La seconde joie, si est quant la dame se sent richement abillée, comme dit est, et sçait bien que elle est belle (et si elle ne l’est, si le pense-elle, et le croit ainsi), et va à pluseurs festes, assemblées et pelerinages ; et aucunefois il ne plest pas au mary : et pour ce emprent[103] avecques sa cousine, sa commere et son cousin, qui à l’aventure ne lui est rien, mais elle a acoustumé ainsi dire, et pour cause. Et sa mere mesme, qui sait aucunefois des besoignes, a dit au pouvre home qu’il est son cousin, pour lui esclarcir le cuer s’il l’avoit chargié. En aucunesfois le mary, qui ne veult pas que elle y aille, dira qu’il n’y a nulz chevaux, ou aultre cause.
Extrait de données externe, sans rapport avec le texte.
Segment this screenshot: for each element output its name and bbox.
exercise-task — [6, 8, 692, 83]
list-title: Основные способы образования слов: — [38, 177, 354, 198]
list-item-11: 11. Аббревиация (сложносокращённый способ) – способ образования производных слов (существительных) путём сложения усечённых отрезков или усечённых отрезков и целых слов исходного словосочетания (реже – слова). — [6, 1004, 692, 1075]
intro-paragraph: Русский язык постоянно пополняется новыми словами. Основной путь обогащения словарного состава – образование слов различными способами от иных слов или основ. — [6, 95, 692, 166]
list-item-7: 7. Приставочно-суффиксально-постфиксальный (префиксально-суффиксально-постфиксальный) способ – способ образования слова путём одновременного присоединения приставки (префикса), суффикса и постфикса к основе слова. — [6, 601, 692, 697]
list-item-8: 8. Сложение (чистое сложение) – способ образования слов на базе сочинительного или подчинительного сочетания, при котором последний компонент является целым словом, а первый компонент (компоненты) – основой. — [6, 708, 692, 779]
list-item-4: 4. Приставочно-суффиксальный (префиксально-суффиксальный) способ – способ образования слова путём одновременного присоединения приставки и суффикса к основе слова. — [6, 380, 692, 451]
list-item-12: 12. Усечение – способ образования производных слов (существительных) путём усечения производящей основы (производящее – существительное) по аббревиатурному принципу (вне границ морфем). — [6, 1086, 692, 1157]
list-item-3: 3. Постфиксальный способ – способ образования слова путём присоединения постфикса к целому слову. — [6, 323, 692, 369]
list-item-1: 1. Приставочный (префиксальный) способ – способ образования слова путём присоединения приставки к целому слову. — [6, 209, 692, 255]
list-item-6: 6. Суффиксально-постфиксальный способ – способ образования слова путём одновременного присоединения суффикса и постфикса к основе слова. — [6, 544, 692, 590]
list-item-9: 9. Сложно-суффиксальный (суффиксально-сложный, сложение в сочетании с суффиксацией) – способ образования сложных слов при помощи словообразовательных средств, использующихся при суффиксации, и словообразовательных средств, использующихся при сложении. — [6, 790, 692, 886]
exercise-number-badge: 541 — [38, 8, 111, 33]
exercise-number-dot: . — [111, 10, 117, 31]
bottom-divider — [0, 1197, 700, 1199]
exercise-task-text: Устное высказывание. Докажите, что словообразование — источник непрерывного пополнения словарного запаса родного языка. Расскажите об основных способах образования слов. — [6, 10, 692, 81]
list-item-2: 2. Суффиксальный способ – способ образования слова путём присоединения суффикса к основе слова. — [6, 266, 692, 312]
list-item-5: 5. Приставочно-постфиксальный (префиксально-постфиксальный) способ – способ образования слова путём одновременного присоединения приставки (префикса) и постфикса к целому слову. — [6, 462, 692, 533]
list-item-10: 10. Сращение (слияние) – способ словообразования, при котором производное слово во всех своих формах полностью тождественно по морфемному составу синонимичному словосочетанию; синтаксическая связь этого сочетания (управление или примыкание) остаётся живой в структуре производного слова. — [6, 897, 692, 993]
Lors la cousine ou la commere dira : « Par Dieu, mon compere ou mon cousin, je suy bien marrie de aller maintenant aux festes, car j’ay bien à faire à nostre meson ; mais, ce m’aist Dieu, si ce ne fust vostre honneur et le mien, je n’en parlasse jà ; et par ma foy, je scey bien que à ma cousine ou ma commere vostre femme ne plaist point d’y venir, car c’est -18- la femme que je sache qui plus se haste de s’en venir quant elle y est. » Lors le proudomme, qui est vaincu, demande qui les menera, et quelles[104] yront en leur compagnie. « Par ma foy, mon compere ou mon cousin, il y vient vostre dame la mere de ma cousine, vostre femme, et la femme de tel et tel, et mon cousin et le vostre, et les autres femmes de nostre rue ou d’environ nous : je ouse bien dire qu’il y aura aussi bonne compagnie, et fust pour gouverner la fille d’un roy, quant est de preudomie et d’onneur. » Et à l’aventure celle qui parle doit avoir une robe ou autres joyaux pour jouer bien le personnage, qui advient souvent. « Je scey bien, fait-il, que la compaignie est belle et bonne ; mès elle a bien à faire ciens[105], et elle est tousjours par chemins. Or avant, fait-il, y aille pour ceste fois ; et gardez bien, fait-il à la dame, que vous venez au soir. » Lors la dame, qui voit bien que elle a congié, fait semblant que elle aimast mieulx n’y aller point, et dit : « Par Dieu, mon amy, fait-elle, je n’ay que faire d’y aller ; je vous pri que je n’y aille point. — Vraiement, fait la cousine ou commere, vous y viendrez. » Et lors le bon homme tire à part sa cousine et l’y dit : « Ma commere, si n’estoit la fiance[106] de vous, elle n’yroit point. — Ha, mon compère, par Dieu que[107] le monde fist, vous le povez bien faire. »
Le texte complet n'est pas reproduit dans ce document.